Thanks for your many an varied responses.
Russell, what would you recommend I seal the surface with?
Monte, the only epoxy I know of is a glue. Are you referring to some kind of two-part clear finish? If so, I would appreciate your product recommendation.
Loren, can the water putty be ‘screeded’ or do I have to ‘patch’ as I am doing now. The problem with patching is that I cannot be guaranteed of filling every pit, only those that I notice

-- Max, New Zealand

View RussellAP's profile

RussellAP

3059 posts in 1751 days


#8 posted 06-15-2014 07:22 PM

That depends on what you will use after it is sealed. Shellac is a good all purpose sealer, but if you can use something thicker I would.
I’d ask Charles Niel about what chemical sealer to use, but Loren’s idea would likely be best on the surface you’re working with.

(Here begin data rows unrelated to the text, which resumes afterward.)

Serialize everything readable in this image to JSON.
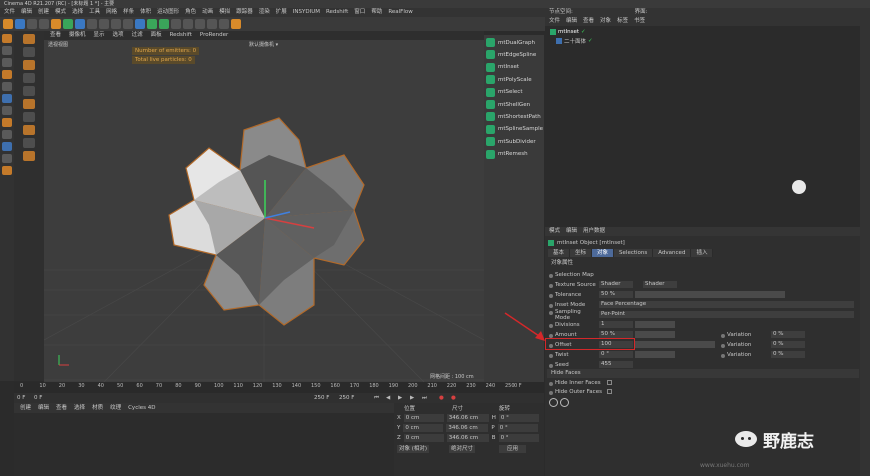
{
  "window": {
    "title": "Cinema 4D R21.207 (RC) - [未标题 1 *] - 主要"
  },
  "menu": [
    "文件",
    "编辑",
    "创建",
    "模式",
    "选择",
    "工具",
    "网格",
    "样条",
    "体积",
    "运动图形",
    "角色",
    "动画",
    "模拟",
    "跟踪器",
    "渲染",
    "扩展",
    "INSYDIUM",
    "Redshift",
    "窗口",
    "帮助",
    "RealFlow"
  ],
  "right_menu": {
    "label": "节点空间:",
    "layout": "界面:"
  },
  "viewport": {
    "menu": [
      "查看",
      "摄像机",
      "显示",
      "选项",
      "过滤",
      "面板",
      "Redshift",
      "ProRender"
    ],
    "label": "透视视图",
    "camera": "默认摄像机 ▾",
    "hud": [
      "Number of emitters: 0",
      "Total live particles: 0"
    ],
    "grid_info": "网格间距 : 100 cm"
  },
  "plugins": [
    "mtDualGraph",
    "mtEdgeSpline",
    "mtInset",
    "mtPolyScale",
    "mtSelect",
    "mtShellGen",
    "mtShortestPath",
    "mtSplineSample",
    "mtSubDivider",
    "mtRemesh"
  ],
  "timeline": {
    "ticks": [
      "0",
      "10",
      "20",
      "30",
      "40",
      "50",
      "60",
      "70",
      "80",
      "90",
      "100",
      "110",
      "120",
      "130",
      "140",
      "150",
      "160",
      "170",
      "180",
      "190",
      "200",
      "210",
      "220",
      "230",
      "240",
      "250"
    ],
    "frame": "0 F",
    "start": "0 F",
    "end": "250 F",
    "end2": "250 F",
    "current": "0 F"
  },
  "material_menu": [
    "创建",
    "编辑",
    "查看",
    "选择",
    "材质",
    "纹理",
    "Cycles 4D"
  ],
  "coords": {
    "headers": [
      "位置",
      "尺寸",
      "旋转"
    ],
    "rows": [
      {
        "axis": "X",
        "pos": "0 cm",
        "size": "346.06 cm",
        "rot_axis": "H",
        "rot": "0 °"
      },
      {
        "axis": "Y",
        "pos": "0 cm",
        "size": "346.06 cm",
        "rot_axis": "P",
        "rot": "0 °"
      },
      {
        "axis": "Z",
        "pos": "0 cm",
        "size": "346.06 cm",
        "rot_axis": "B",
        "rot": "0 °"
      }
    ],
    "mode": "对象 (相对)",
    "size_mode": "绝对尺寸",
    "apply": "应用"
  },
  "object_manager": {
    "menu": [
      "文件",
      "编辑",
      "查看",
      "对象",
      "标签",
      "书签"
    ],
    "items": [
      "mtInset",
      "二十面体"
    ]
  },
  "attributes": {
    "menu": [
      "模式",
      "编辑",
      "用户数据"
    ],
    "object_title": "mtInset Object [mtInset]",
    "tabs": [
      "基本",
      "坐标",
      "对象",
      "Selections",
      "Advanced",
      "插入"
    ],
    "section": "对象属性",
    "params": [
      {
        "label": "Selection Map",
        "value": ""
      },
      {
        "label": "Texture Source",
        "value": "Shader",
        "extra": "Shader"
      },
      {
        "label": "Tolerance",
        "value": "50 %"
      },
      {
        "label": "Inset Mode",
        "value": "Face Percentage"
      },
      {
        "label": "Sampling Mode",
        "value": "Per-Point"
      },
      {
        "label": "Divisions",
        "value": "1"
      },
      {
        "label": "Amount",
        "value": "50 %",
        "var_label": "Variation",
        "var": "0 %"
      },
      {
        "label": "Offset",
        "value": "100",
        "var_label": "Variation",
        "var": "0 %"
      },
      {
        "label": "Twist",
        "value": "0 °",
        "var_label": "Variation",
        "var": "0 %"
      },
      {
        "label": "Seed",
        "value": "455"
      }
    ],
    "hide_section": "Hide Faces",
    "hide_opts": [
      "Hide Inner Faces",
      "Hide Outer Faces"
    ]
  },
  "watermark": "野鹿志",
  "watermark_url": "www.xuehu.com"
}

You will need to sand the crap out of it after the mud. The only drawback to the drywall mud idea is that it may not come out even if you don’t sand it with a professional sander. If you can find a local mill that can sand the whole piece down in a machine, that would be better than a rotatory sander.

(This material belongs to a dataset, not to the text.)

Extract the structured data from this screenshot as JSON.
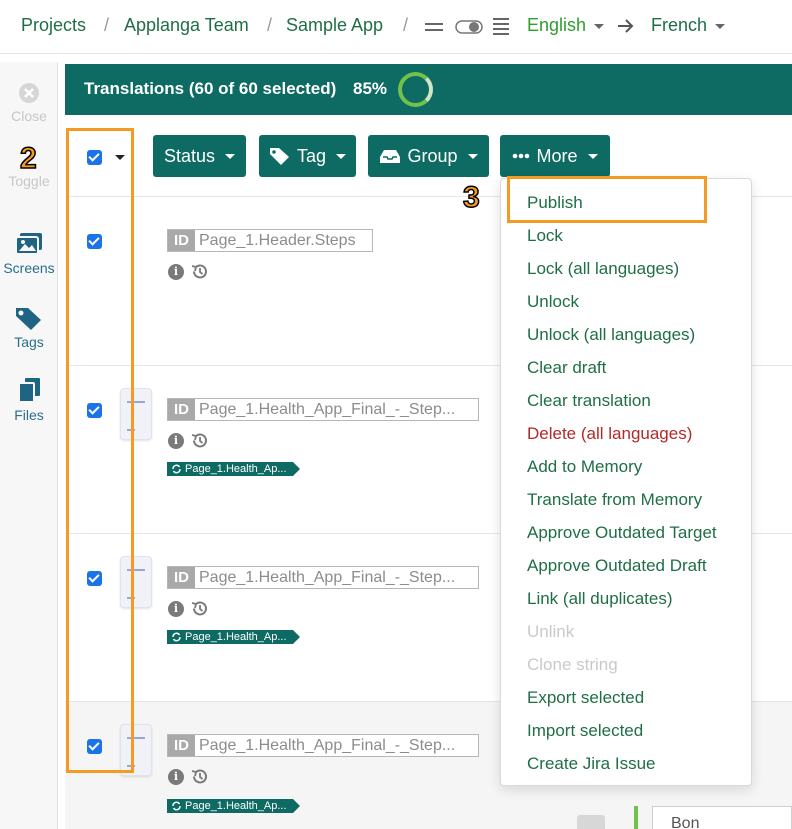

-- A positive attitude will take you much further than positive thinking ever will.

View bondogaposis's profile

bondogaposis

4032 posts in 1816 days


#9 posted 06-15-2014 08:10 PM

I’d wet sand it with thinned Danish oil wipe off and let dry. It might take a few times to level the surface as flake board has some large voids.

-- Bondo Gaposis

View Maximillian's profile

Maximillian

84 posts in 2746 days


#10 posted 06-15-2014 08:16 PM

Hi Bondogaposis (nice name)
To clarify, are you suggesting using wet and dry sandpaper with Danish Oil? Is that as a sealer or the finish coat? I would like to use Danish oil, at least as an initial coat, as it imparts a nice lustre.
I find that I can get the surface near to perfect by sanding. However, further sanding starts tearing the flakes and becomes counterproductive.
I have looked online at how to apply epoxy finishes. They look very difficult to do and the potential for a monumental stuff up appears to be quite large.

-- Max, New Zealand

View Loren's profile

Loren

8309 posts in 3112 days


#11 posted 06-15-2014 10:02 PM

I haven’t messed with thinning the water putty, but it’s a lot
like plaster in that it just becomes soupy, which generally makes
it difficult to control. For your application it might work well
to do that. You can sift the powder through a fine screen
or flour sifter if you want a real smooth mixture.